In late 2014, Balaram got his real estate license and stepped into selling real estate full-time. Immediately, he was in love with the new role. Being a real estate agent allowed him to do more of what he really loved — help people.
“I think the icing on the cake is that it’s helping people make one of the biggest decisions they will make in their life — where to live. To have someone entrust you with that decision is extremely humbling and gratifying. My job proficiency is tied to my clients getting what they want. It’s hard to succeed in this business without making sure your client wins first. My wins are a byproduct of continuous client happiness,” Balaram says.
Today, Balaram is steadily building one of the D.C. metro area’s top up-and-coming businesses. He closed over $11 million in 2019 and was named a Best Agent, Top Producer by Washingtonian in 2018 and 2019.
Leveraging His Niche
Balaram is a rarity in the D.C. area in that he is both a city agent and a suburban agent. His familiarity with both areas stems from his childhood, when his mother moved from Columbia Heights to Germantown, Maryland. Balaram utilizes his familiarity with different parts of D.C. to his advantage when understanding market conditions.
“D.C. was vastly different during that time,” Balaram remembers. “D.C. had a bunch of negative stigmas, one of which was the murder capital of the United States. On the other hand, Germantown, Maryland, was considered the ex-burban farm country.”
Balaram also leans into the lessons he learned as an MCA. Despite the turmoil, all those years as an MCA have proven to be tremendously valuable.

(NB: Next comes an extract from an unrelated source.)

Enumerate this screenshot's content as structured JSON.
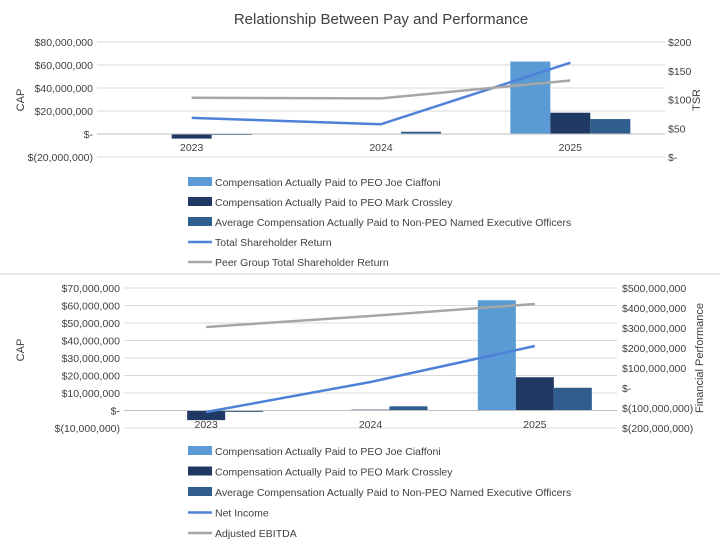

“The game-changer for my business is the agent and vendor relationships from all the years of being an MCA at Keller Williams…the countless referrals I receive from those agent relationships. Watching what separated the successful agents from the ones that struggled…My lender is someone I met at one of my Keller Williams offices over 13 years ago,” he says.
As he looks to the future, Balaram continues to aspire to do more of what he loves — helping people and building relationships. After so many tumultuous years as an MCA, he’s grateful to be on the path of running his own business.

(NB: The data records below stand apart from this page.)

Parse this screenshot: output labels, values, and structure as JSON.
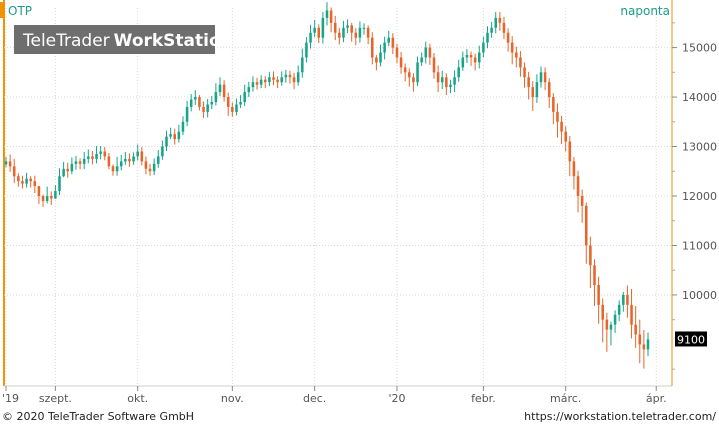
{
  "header": {
    "symbol": "OTP",
    "period": "naponta",
    "watermark_brand": "TeleTrader",
    "watermark_product": "WorkStation"
  },
  "footer": {
    "copyright": "© 2020 TeleTrader Software GmbH",
    "url": "https://workstation.teletrader.com/"
  },
  "colors": {
    "up": "#17a589",
    "down": "#e8642a",
    "accent": "#f39200",
    "grid": "#d9d9d9",
    "last_bg": "#000000"
  },
  "chart_data": {
    "type": "candlestick",
    "symbol": "OTP",
    "period": "naponta",
    "ylim": [
      8200,
      15800
    ],
    "y_ticks": [
      10000,
      11000,
      12000,
      13000,
      14000,
      15000
    ],
    "y_tick_labels": [
      "10000",
      "11000",
      "12000",
      "13000",
      "14000",
      "15000"
    ],
    "last_value": "9100",
    "x_month_labels": [
      {
        "label": "'19",
        "index": 0
      },
      {
        "label": "szept.",
        "index": 12
      },
      {
        "label": "okt.",
        "index": 32
      },
      {
        "label": "nov.",
        "index": 55
      },
      {
        "label": "dec.",
        "index": 75
      },
      {
        "label": "'20",
        "index": 95
      },
      {
        "label": "febr.",
        "index": 116
      },
      {
        "label": "márc.",
        "index": 136
      },
      {
        "label": "ápr.",
        "index": 158
      }
    ],
    "close": [
      12700,
      12600,
      12400,
      12300,
      12250,
      12350,
      12300,
      12200,
      12000,
      11900,
      12000,
      11950,
      12100,
      12400,
      12550,
      12500,
      12650,
      12700,
      12650,
      12750,
      12800,
      12750,
      12850,
      12900,
      12800,
      12600,
      12500,
      12600,
      12700,
      12750,
      12700,
      12800,
      12900,
      12700,
      12550,
      12500,
      12650,
      12800,
      13000,
      13200,
      13250,
      13150,
      13300,
      13500,
      13800,
      13950,
      14000,
      13800,
      13700,
      13850,
      13900,
      14100,
      14250,
      14000,
      13800,
      13700,
      13850,
      13900,
      14100,
      14200,
      14300,
      14250,
      14350,
      14300,
      14400,
      14350,
      14300,
      14400,
      14450,
      14400,
      14300,
      14500,
      14800,
      15100,
      15300,
      15400,
      15200,
      15600,
      15750,
      15500,
      15300,
      15200,
      15400,
      15450,
      15300,
      15200,
      15400,
      15400,
      15200,
      14800,
      14700,
      14900,
      15100,
      15200,
      15000,
      14800,
      14600,
      14500,
      14400,
      14300,
      14700,
      14800,
      15000,
      14800,
      14500,
      14300,
      14400,
      14200,
      14250,
      14400,
      14600,
      14800,
      14850,
      14800,
      14700,
      14900,
      15100,
      15300,
      15400,
      15600,
      15500,
      15300,
      15100,
      14900,
      14800,
      14600,
      14400,
      14200,
      14000,
      14300,
      14500,
      14300,
      14000,
      13700,
      13500,
      13300,
      13100,
      12700,
      12400,
      12000,
      11800,
      11000,
      10600,
      10200,
      9800,
      9500,
      9300,
      9400,
      9600,
      9800,
      10000,
      9800,
      9400,
      9200,
      9000,
      8900,
      9100
    ],
    "high": [
      12790,
      12840,
      12750,
      12460,
      12410,
      12470,
      12400,
      12410,
      12200,
      12030,
      12190,
      12090,
      12220,
      12560,
      12690,
      12670,
      12780,
      12810,
      12760,
      12890,
      12940,
      12910,
      13010,
      13010,
      12990,
      12870,
      12640,
      12790,
      12830,
      12890,
      12860,
      12880,
      13040,
      12990,
      12800,
      12650,
      12760,
      12930,
      13120,
      13320,
      13380,
      13360,
      13440,
      13610,
      13920,
      14060,
      14140,
      14040,
      13910,
      13960,
      14020,
      14280,
      14400,
      14340,
      14090,
      13890,
      13970,
      14040,
      14250,
      14310,
      14420,
      14390,
      14440,
      14420,
      14510,
      14520,
      14420,
      14520,
      14550,
      14530,
      14490,
      14640,
      14980,
      15210,
      15460,
      15560,
      15470,
      15720,
      15920,
      15810,
      15640,
      15400,
      15540,
      15570,
      15500,
      15390,
      15530,
      15490,
      15450,
      15310,
      14850,
      15060,
      15220,
      15340,
      15290,
      15080,
      14910,
      14680,
      14580,
      14480,
      14820,
      14900,
      15120,
      15080,
      14890,
      14640,
      14530,
      14480,
      14350,
      14540,
      14750,
      14920,
      14970,
      14920,
      14880,
      15040,
      15220,
      15430,
      15520,
      15720,
      15720,
      15620,
      15390,
      15230,
      15020,
      14930,
      14700,
      14510,
      14320,
      14460,
      14620,
      14600,
      14380,
      14080,
      13870,
      13620,
      13410,
      13210,
      12790,
      12510,
      12130,
      11870,
      11180,
      10720,
      10370,
      9930,
      9640,
      9460,
      9690,
      9890,
      10060,
      10190,
      10120,
      9780,
      9500,
      9290,
      9240
    ],
    "low": [
      12580,
      12490,
      12260,
      12190,
      12150,
      12170,
      12170,
      12060,
      11840,
      11780,
      11850,
      11820,
      11940,
      12020,
      12380,
      12370,
      12440,
      12530,
      12540,
      12540,
      12660,
      12640,
      12660,
      12740,
      12720,
      12540,
      12410,
      12410,
      12520,
      12630,
      12590,
      12630,
      12720,
      12620,
      12440,
      12410,
      12420,
      12570,
      12730,
      12910,
      13150,
      13040,
      13080,
      13230,
      13410,
      13710,
      13840,
      13730,
      13580,
      13590,
      13760,
      13830,
      14020,
      13910,
      13620,
      13600,
      13630,
      13780,
      13820,
      14000,
      14110,
      14150,
      14180,
      14180,
      14220,
      14240,
      14180,
      14230,
      14290,
      14270,
      14160,
      14230,
      14390,
      14700,
      14980,
      15210,
      15090,
      15080,
      15450,
      15310,
      15150,
      15060,
      15110,
      15290,
      15120,
      15050,
      15100,
      15260,
      15070,
      14660,
      14540,
      14620,
      14760,
      15030,
      14870,
      14680,
      14470,
      14320,
      14210,
      14110,
      14220,
      14630,
      14680,
      14650,
      14370,
      14100,
      14160,
      14040,
      14080,
      14100,
      14310,
      14530,
      14690,
      14630,
      14540,
      14580,
      14800,
      14990,
      15200,
      15290,
      15340,
      15170,
      14920,
      14660,
      14600,
      14410,
      14190,
      13950,
      13720,
      13880,
      14190,
      14140,
      13780,
      13450,
      13180,
      13050,
      12900,
      12400,
      12130,
      11670,
      11460,
      10630,
      10140,
      9780,
      9420,
      9040,
      8850,
      8980,
      9230,
      9470,
      9660,
      9540,
      9120,
      8930,
      8620,
      8510,
      8760
    ]
  }
}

“The engagement and excitement continue from being grateful for where my life was before selling real estate. My quality of life has improved so much, from a happiness standpoint and financial standpoint since I started selling real estate full-time. I don’t have any regrets of all those years of being an MCA because I don’t think I would have had the courage to bet on myself and believe in what I couldn’t see,” Balaram says.
“Without self-belief, nothing is possible. The unfortunate part is the willingness to believe comes from discomfort. I encourage people to believe in and bet on yourself.”